Dufner brings that same unspoiled, laid-back approach to The Barclays, the first leg of the FedEx Cup play-offs, which begins on Thursday at Liberty National - a 7,353-yard par-71 Tom Kite and Bob Cupp design that last hosted this event in 2009.

"I know that winning a major can make your year, but I'm focused on trying to get back to Atlanta [for the Tour Championship]," Dufner said. "It will be three years in a row for me, four of the last five.

"I'm just trying to be competitive out here.
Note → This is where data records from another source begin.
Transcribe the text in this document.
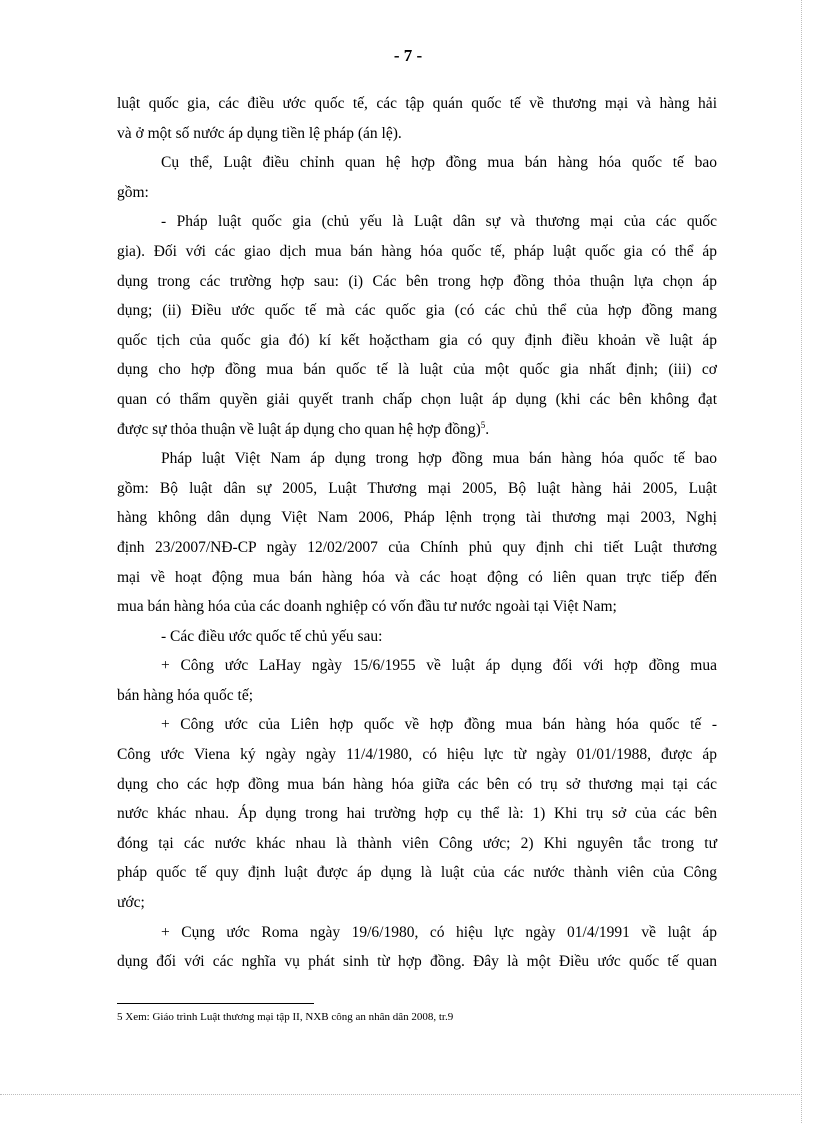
- 7 -
luật quốc gia, các điều ước quốc tế, các tập quán quốc tế về thương mại và hàng hải
và ở một số nước áp dụng tiền lệ pháp (án lệ).
Cụ thể, Luật điều chỉnh quan hệ hợp đồng mua bán hàng hóa quốc tế bao
gồm:
- Pháp luật quốc gia (chủ yếu là Luật dân sự và thương mại của các quốc
gia). Đối với các giao dịch mua bán hàng hóa quốc tế, pháp luật quốc gia có thể áp
dụng trong các trường hợp sau: (i) Các bên trong hợp đồng thỏa thuận lựa chọn áp
dụng; (ii) Điều ước quốc tế mà các quốc gia (có các chủ thể của hợp đồng mang
quốc tịch của quốc gia đó) kí kết hoặctham gia có quy định điều khoản về luật áp
dụng cho hợp đồng mua bán quốc tế là luật của một quốc gia nhất định; (iii) cơ
quan có thẩm quyền giải quyết tranh chấp chọn luật áp dụng (khi các bên không đạt
được sự thỏa thuận về luật áp dụng cho quan hệ hợp đồng)$^5$.
Pháp luật Việt Nam áp dụng trong hợp đồng mua bán hàng hóa quốc tế bao
gồm: Bộ luật dân sự 2005, Luật Thương mại 2005, Bộ luật hàng hải 2005, Luật
hàng không dân dụng Việt Nam 2006, Pháp lệnh trọng tài thương mại 2003, Nghị
định 23/2007/NĐ-CP ngày 12/02/2007 của Chính phủ quy định chi tiết Luật thương
mại về hoạt động mua bán hàng hóa và các hoạt động có liên quan trực tiếp đến
mua bán hàng hóa của các doanh nghiệp có vốn đầu tư nước ngoài tại Việt Nam;
- Các điều ước quốc tế chủ yếu sau:
+ Công ước LaHay ngày 15/6/1955 về luật áp dụng đối với hợp đồng mua
bán hàng hóa quốc tế;
+ Công ước của Liên hợp quốc về hợp đồng mua bán hàng hóa quốc tế -
Công ước Viena ký ngày ngày 11/4/1980, có hiệu lực từ ngày 01/01/1988, được áp
dụng cho các hợp đồng mua bán hàng hóa giữa các bên có trụ sở thương mại tại các
nước khác nhau. Áp dụng trong hai trường hợp cụ thể là: 1) Khi trụ sở của các bên
đóng tại các nước khác nhau là thành viên Công ước; 2) Khi nguyên tắc trong tư
pháp quốc tế quy định luật được áp dụng là luật của các nước thành viên của Công
ước;
+ Cụng ước Roma ngày 19/6/1980, có hiệu lực ngày 01/4/1991 về luật áp
dụng đối với các nghĩa vụ phát sinh từ hợp đồng. Đây là một Điều ước quốc tế quan
5 Xem: Giáo trình Luật thương mại tập II, NXB công an nhân dân 2008, tr.9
Winning a major has made me a little hungrier to be competitive and win more events, more majors, be part of the Ryder Cup team, part of the Presidents Cup team."

Dufner is rightfully focused on what's next rather than getting swept up in the praise and self-congratulation that can come with a career-changing event like winning a major championship.

In the world of golf, appearance fees to play in events around the world, new equipment and apparel deals and more interest from the media are dangled in front of new major winners like candy.

Yet few players on tour are better capable than Dufner of withstanding some of the negatives from these advances.

For starters, he leads a simple life in Auburn, away from notorious enclaves for tour players like Jupiter, Florida, Orlando, and Scottsdale, Arizona. Nobody bothers him in Auburn.

"My wife hasn't treated me any differently, and people around me are still treating me the same," said Dufner, who with his wife recently got a new puppy. "So it's pretty easy when you've got good people around you."

Most players like to say they will not change, but winning often forces a player to take on a new stride and determination to be the very best. You eat better and work out more. You speak in more scripted tones to the media. Old friends get lost behind new layers of important people in the golf and corporate cognoscenti. You place more pressure on yourself to do well in majors.

Dufner will not fall prey to these vices. An economics major at Auburn, he has a keen analytical mind and a deft grasp on the realities of life on tour and where he fits into everything.

"You can get down out here with how you play and can be some low times out here, and then you start looking at other guys and what they have done in their careers and you start realising, there's low points for everybody," he said. "I call it one percent or two percent of sunshine and the rest of the time it's raining out here. You play 100 events and maybe you win one; you've lost 99 times."

Those kinds of numbers would be discouraging in baseball, Dufner said, but not in golf.

"If you look at the history of golf, if you have a two percent win percentage, you're pretty much a Hall of Famer," he said. "Pretty much the average guy is about one percent of the events he plays, he wins."

Dufner is 15th in the FedEx Cup points standings, so he is almost assured of making it into the 30-man field at the Tour Championship in late September.

Last year, he was widely criticized for opting not to play The Barclays, due to a desire to be fresh heading into the Ryder Cup. He plans to enter all four play-off events in 2013.

From a ball-striking vantage point, he will be tough to beat over the next month, considering the momentum that he's carrying from the PGA Championship win. Only an inconsistent putter could hold him back.

"Putting has been tough for me this year," Dufner admitted. "Last year was good. Maybe the PGA win will give me a lot of confidence going forward with it and free me up a little bit."